A team of American and Italian researchers found that withdrawing from SSRIs was in many ways comparable to trying to quit addictive benzodiazepine sedatives and barbiturates.

They also discovered that withdrawal symptoms aren’t fleeting; they can last months or even years. Moreover, entirely new, persistent psychiatric disorders can surface from discontinuing SSRIs.

The authors analyzed fifteen randomized controlled studies, four open trials, four retrospective investigations, and thirty-eight case reports of SSRI withdrawal. Paroxetine (Paxil) was found to be the worst, but all the SSRI antidepressants were documented as causing a wide range of withdrawal symptoms from dizziness, electrical shock sensations, and diarrhea to anxiety, panic, agitation, insomnia, and severe depression. They write: “Symptoms typically occur within a few days from drug discontinuation and last a few weeks, also with gradual tapering. However, many variations are possible, including late onset and/or longer persistence of disturbances. Symptoms may be easily misidentified as signs of impending relapse.”

In their conclusions, they state what should be the obvious: “Clinicians need to add SSRIs to the list of drugs potentially inducing withdrawal symptoms upon discontinuation, together with benzodiazepines, barbiturates, and other psychotropic drugs.” An accompanying editorial to their paper notes that “This type of withdrawal consists of: (1) the return of the original illness at a greater intensity and/or with additional features of the illness, and/or (2) symptoms related to emerging new disorders. They persist at least six weeks after drug withdrawal and are sufficiently severe and disabling to have patients return to their previous drug treatment. When the previous drug treatment is not restarted, post-withdrawal disorders may last for several months to years.”

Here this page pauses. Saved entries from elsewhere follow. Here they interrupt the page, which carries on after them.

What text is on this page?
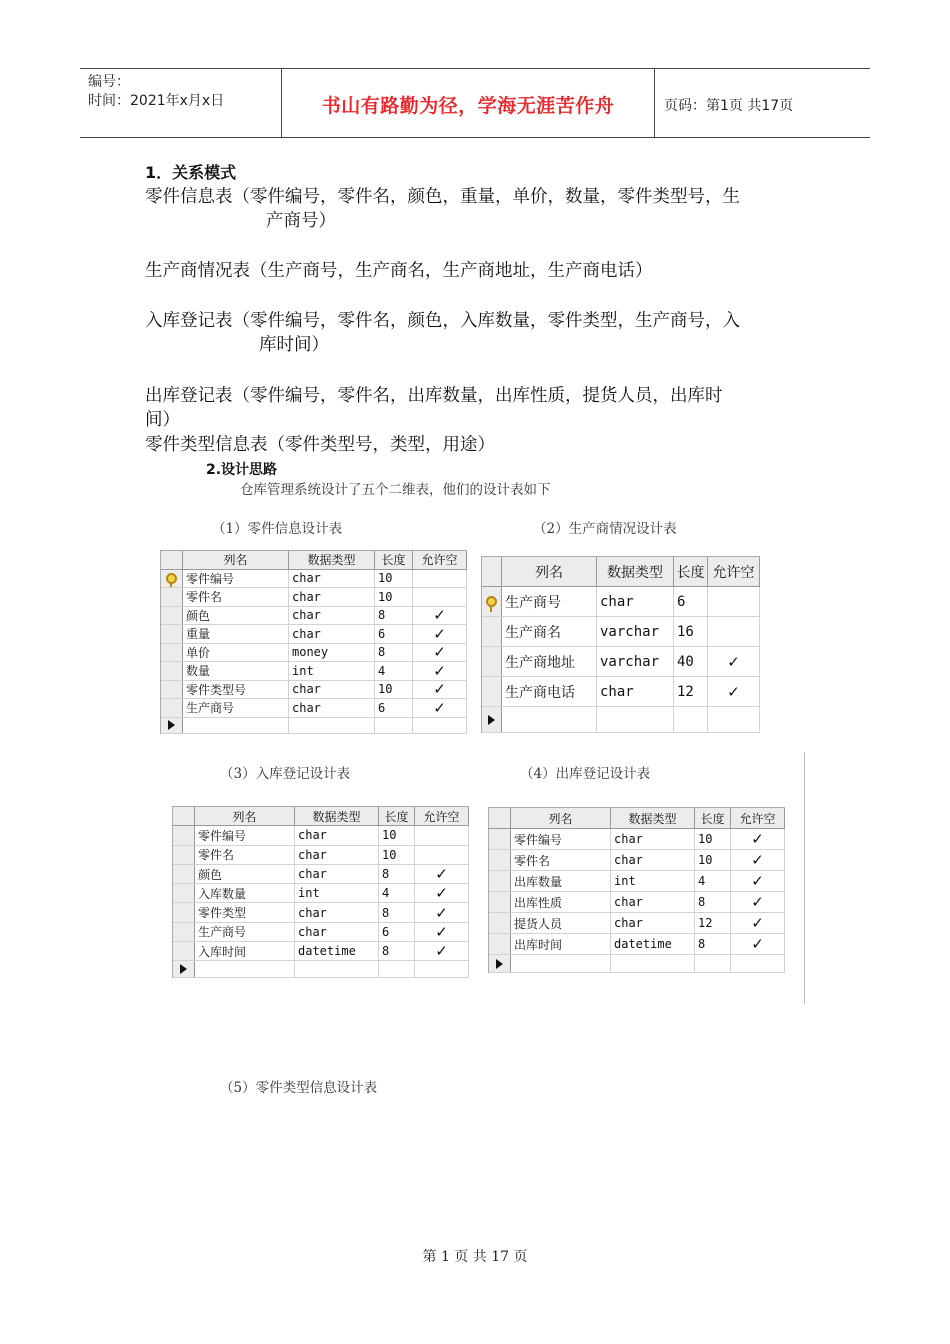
编号：
时间：2021年x月x日	书山有路勤为径，学海无涯苦作舟	页码：第1页 共17页
1．关系模式
零件信息表（零件编号，零件名，颜色，重量，单价，数量，零件类型号，生
产商号）
生产商情况表（生产商号，生产商名，生产商地址，生产商电话）
入库登记表（零件编号，零件名，颜色，入库数量，零件类型，生产商号，入
库时间）
出库登记表（零件编号，零件名，出库数量，出库性质，提货人员，出库时
间）
零件类型信息表（零件类型号，类型，用途）
2.设计思路
仓库管理系统设计了五个二维表，他们的设计表如下
（1）零件信息设计表	（2）生产商情况设计表
（3）入库登记设计表	（4）出库登记设计表
（5）零件类型信息设计表
列名	数据类型	长度	允许空
零件编号	char	10
零件名	char	10
颜色	char	8	✓
重量	char	6	✓
单价	money	8	✓
数量	int	4	✓
零件类型号	char	10	✓
生产商号	char	6	✓
列名	数据类型 长度 允许空
生产商号	char	6
生产商名	varchar	16
生产商地址	varchar	40	✓
生产商电话	char	12	✓
列名	数据类型	长度	允许空
零件编号	char	10
零件名	char	10
颜色	char	8	✓
入库数量	int	4	✓
零件类型	char	8	✓
生产商号	char	6	✓
入库时间	datetime	8	✓
列名	数据类型	长度	允许空
零件编号	char	10	✓
零件名	char	10	✓
出库数量	int	4	✓
出库性质	char	8	✓
提货人员	char	12	✓
出库时间	datetime	8	✓
第 1 页 共 17 页
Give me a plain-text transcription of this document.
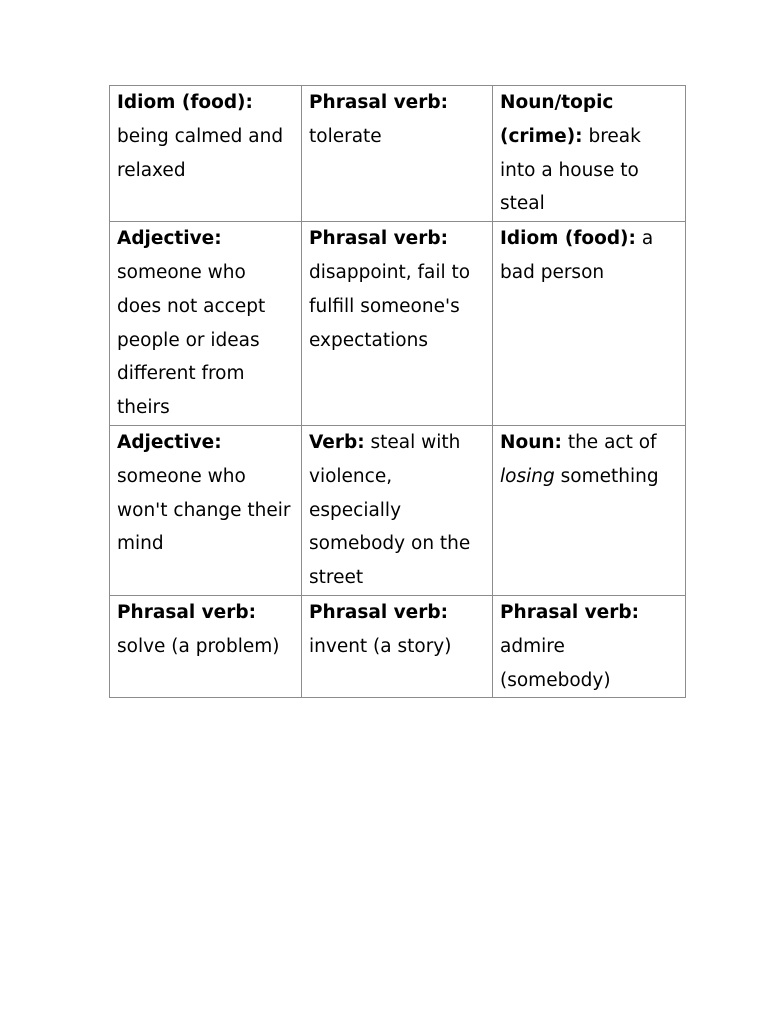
Idiom (food): being calmed and relaxed	Phrasal verb: tolerate	Noun/topic (crime): break into a house to steal
Adjective: someone who does not accept people or ideas different from theirs	Phrasal verb: disappoint, fail to fulfill someone's expectations	Idiom (food): a bad person
Adjective: someone who won't change their mind	Verb: steal with violence, especially somebody on the street	Noun: the act of losing something
Phrasal verb: solve (a problem)	Phrasal verb: invent (a story)	Phrasal verb: admire (somebody)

The editorial also states that “With SSRI withdrawal, persistent postwithdrawal disorders may appear as new psychiatric disorders, in particular disorders that can be treated successfully with SSRIs and SNRIs. Significant postwithdrawal illnesses found with SSRI use include anxiety disorders, tardive insomnia, major depression, and bipolar illness.”

This bit of news is extremely unsettling to current practices in psychiatry. According to the current American Psychological Association treatment guidelines for major depressive disorder, “During the maintenance phase, an antidepressant medication that produced symptom remission during the acute phase and maintained remission during the continuation phase should be continued at a full therapeutic dose.” Such a guideline merely promotes more drug sales, and more crippling side effects.

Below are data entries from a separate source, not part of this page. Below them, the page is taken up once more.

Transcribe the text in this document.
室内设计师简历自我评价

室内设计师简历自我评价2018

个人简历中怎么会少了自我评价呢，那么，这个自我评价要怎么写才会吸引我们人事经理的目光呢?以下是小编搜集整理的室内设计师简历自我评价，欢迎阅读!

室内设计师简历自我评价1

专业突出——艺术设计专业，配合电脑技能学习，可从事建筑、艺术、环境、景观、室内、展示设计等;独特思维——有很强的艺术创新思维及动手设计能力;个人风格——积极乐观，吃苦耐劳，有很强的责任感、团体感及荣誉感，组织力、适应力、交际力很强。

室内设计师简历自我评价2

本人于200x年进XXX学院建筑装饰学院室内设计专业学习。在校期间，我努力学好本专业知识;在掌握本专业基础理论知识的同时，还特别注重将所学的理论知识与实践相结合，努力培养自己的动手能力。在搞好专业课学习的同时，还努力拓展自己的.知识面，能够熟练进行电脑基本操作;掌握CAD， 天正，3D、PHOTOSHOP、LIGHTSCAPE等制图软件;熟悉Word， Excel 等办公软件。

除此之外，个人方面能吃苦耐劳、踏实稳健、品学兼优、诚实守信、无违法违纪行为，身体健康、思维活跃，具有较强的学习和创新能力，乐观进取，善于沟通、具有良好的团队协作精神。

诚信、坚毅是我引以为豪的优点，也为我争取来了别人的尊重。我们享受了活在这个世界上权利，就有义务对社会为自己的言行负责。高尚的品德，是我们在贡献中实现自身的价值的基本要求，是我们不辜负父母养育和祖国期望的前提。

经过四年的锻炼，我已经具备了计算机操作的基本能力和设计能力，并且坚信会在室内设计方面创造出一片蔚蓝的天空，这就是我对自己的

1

DON’T GO DOWN THE RABBIT HOLE

We need to break out of the spell that the pharmaceutical industry has put us under. Psychiatry’s swan song has been sung; listen for its plaintive wail. We must reject the serotonin meme and start looking at depression (and anxiety, and bipolar disorder, and schizophrenia, and OCD) for what they are: disparate expressions of a body struggling to adapt to a stressor. There are times in our evolution as a cultural species that we need to unlearn what we know and change what we think is true. We have to move out of the comfort of certainty and into the freeing light of uncertainty. It is from this space of acknowledged unknowing that we can truly grow.

From my vantage point, this growth will encompass a sense of wonder—­both a curiosity about what symptoms of mental illness may be telling us about our physiology and spirit and a sense of humbled awe at all that we do not yet have the tools to appreciate. For this reason, honoring our coevolution with the natural world and sending the body a signal of safety through movement, diet, meditation, and environmental detoxification represents our most primal and most powerful tool for healing. We also need to identify vulnerabilities and chemical exposures and support basic cellular function, detoxification, and immune response. This is, ultimately, personalized medicine.